Because collagen content was higher in mature mice but transcript levels were lower, we reasoned that the age-associated accumulation of collagen may result from a dysregulation of collagen degradation pathways. Collagen turnover is governed by both an extracellular proteolytic pathway and an intracellular pathway of uptake and lysosomal degradation (11, 13), with feedback between the 2 pathways (14). To investigate the role of different genes involved in collagen turnover, a targeted quantitative PCR (Q-RT-PCR) screen for many of these genes was performed (Figure 1F). This analysis revealed a significant decrease in Mmp2, as well as Mrc2 (which codes for the protein mannose receptor, C-type 2, also referred to as Endo180 or uPARAP), a canonical collagen endocytic receptor (15). Though Mmp2 was decreased with aging and several other MMP genes showed nonsignificant decreases with aging, several tissue inhibitor of metalloproteinase genes also showed nonsignificant decreases with aging. To investigate functionally whether the extracellular pathway was impaired with aging, we used the DQ-collagen assay, which measures the collagenolytic activity of tissue lysates by quantifying their ability to cleave a fluorescent type I collagen molecule (16). We found robust liberation of collagen fragments from lysates of both young and mature mice (Figure 1G). The ability of lysates to cleave collagen was nearly completely quenched with the pan-MMP inhibitor GM6001. Taken together, these data suggested that extracellular proteolytic cleavage was intact with aging. Given that the Q-RT-PCR data and the DQ-collagen assay results did not reveal clear differences in the activity of the extracellular pathway, we focused on the cell-based collagen degradative machinery, which is known to be critically dependent on Mrc2 (17).
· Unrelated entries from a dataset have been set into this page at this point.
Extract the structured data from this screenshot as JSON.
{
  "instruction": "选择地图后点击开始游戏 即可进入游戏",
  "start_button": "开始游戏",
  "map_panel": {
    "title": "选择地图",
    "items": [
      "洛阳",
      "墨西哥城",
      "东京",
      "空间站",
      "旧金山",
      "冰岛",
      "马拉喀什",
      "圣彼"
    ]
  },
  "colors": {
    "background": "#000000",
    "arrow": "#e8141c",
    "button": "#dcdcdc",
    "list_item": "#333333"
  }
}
The level of Mrc2 expression was decreased in the lungs of mature mice compared with young mice at both the protein (Figure 1, H and I) and transcript level (Figure 1J). A time course of MRC2 protein expression in whole mouse lung showed progressive, age-dependent downregulation (Figure 1K), which was also corroborated by transcriptomic data from an outside lab (Supplemental Figure 1D) (12). Notably, mannose receptor or Mrc1 is in the same family as Mrc2 and can internalize collagen (11). However, expression of this molecule was not decreased with maturation in our initial screen, or by Western blot, or in a separate Q-RT-PCR experiment, or in another group’s data (Supplemental Figure 2) (18).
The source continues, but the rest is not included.